Target recognition and pattern classification involves the evaluation of new observations on the basis of past observations to distinguish targets or desired patterns from background clutter. This task is complicated by the complex and non-stationary nature of real world environments and often requires a multitude of classification techniques. Moreover, the computational overhead of many practical classification problems strain serial computer resources.
With respect to the inherent complexity of pattern classification problems, the nonstationary nature of many classification problems makes acquiring a representative data set for training a classifier difficult. The likelihood that the classification scheme would be able to recognize the desired pattern is small without representative training data. The likelihood that a single classification scheme would be able to recognize multiple desired patterns is small as well. This robustness issue is central to pattern recognition solutions in radar identification, speech recognition, and automatic target recognition.
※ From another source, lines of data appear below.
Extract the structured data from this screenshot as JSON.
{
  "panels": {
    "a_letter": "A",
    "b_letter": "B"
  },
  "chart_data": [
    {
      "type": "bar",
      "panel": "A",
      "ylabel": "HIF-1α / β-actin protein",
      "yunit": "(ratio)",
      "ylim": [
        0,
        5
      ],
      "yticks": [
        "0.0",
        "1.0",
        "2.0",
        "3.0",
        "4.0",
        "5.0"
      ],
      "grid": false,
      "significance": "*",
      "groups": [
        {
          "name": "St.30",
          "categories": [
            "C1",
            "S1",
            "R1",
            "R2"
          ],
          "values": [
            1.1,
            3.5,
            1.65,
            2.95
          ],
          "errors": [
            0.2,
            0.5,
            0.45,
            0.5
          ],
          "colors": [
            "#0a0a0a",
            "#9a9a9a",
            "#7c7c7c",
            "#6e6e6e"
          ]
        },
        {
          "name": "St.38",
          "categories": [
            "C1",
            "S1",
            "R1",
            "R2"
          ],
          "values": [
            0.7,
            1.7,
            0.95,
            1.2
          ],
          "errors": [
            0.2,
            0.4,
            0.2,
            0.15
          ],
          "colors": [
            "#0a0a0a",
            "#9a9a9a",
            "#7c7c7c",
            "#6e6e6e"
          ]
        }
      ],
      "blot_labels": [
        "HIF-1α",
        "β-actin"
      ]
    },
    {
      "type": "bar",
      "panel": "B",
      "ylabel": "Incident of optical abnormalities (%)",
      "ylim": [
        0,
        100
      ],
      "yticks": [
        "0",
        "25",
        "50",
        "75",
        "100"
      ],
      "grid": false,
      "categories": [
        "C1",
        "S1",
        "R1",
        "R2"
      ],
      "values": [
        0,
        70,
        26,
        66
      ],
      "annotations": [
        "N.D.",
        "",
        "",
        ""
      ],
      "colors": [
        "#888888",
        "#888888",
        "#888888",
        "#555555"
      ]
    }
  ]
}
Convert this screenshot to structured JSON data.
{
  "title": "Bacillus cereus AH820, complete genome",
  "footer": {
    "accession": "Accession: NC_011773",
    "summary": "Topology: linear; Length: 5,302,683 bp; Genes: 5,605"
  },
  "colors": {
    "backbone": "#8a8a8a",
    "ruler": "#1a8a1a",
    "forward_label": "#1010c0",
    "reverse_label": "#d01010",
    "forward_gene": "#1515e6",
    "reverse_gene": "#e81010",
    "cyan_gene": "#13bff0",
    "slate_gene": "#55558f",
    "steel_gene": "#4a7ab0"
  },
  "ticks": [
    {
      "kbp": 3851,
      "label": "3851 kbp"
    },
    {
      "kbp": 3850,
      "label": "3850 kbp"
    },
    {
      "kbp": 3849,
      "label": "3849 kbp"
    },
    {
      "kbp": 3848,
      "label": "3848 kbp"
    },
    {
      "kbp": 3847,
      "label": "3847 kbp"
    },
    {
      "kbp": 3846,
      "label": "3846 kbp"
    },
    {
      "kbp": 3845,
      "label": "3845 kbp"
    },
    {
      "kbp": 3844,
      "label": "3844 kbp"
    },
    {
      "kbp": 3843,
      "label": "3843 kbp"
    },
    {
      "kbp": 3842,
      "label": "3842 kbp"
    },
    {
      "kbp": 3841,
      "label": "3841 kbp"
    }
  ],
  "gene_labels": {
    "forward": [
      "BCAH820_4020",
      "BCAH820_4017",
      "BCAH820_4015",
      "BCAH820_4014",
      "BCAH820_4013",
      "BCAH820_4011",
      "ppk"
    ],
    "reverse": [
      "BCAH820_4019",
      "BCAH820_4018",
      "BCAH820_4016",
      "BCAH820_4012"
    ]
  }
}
In radar identification, parameters describing a radar emitter vary dramatically, as warring parties deliberately change the frequencies and pulse repetition intervals from their peace-time values to disguise the identity of the emitter. In speech recognition, the meanings and sounds of words and phrases change as a function of the culture (or dialect), speaker, or context. In the automatic recognition of targets, targets exist in a vast array of settings, lighting conditions, times of the day and year, orientations, and positions.
With respect to the computational requirements, neural networks provide parallel computational implementations. These networks embody an approach to pattern recognition and classification based on learning. Example patterns are used to train these networks to isolate distinctions between the particular patterns and background clutter for proper classification.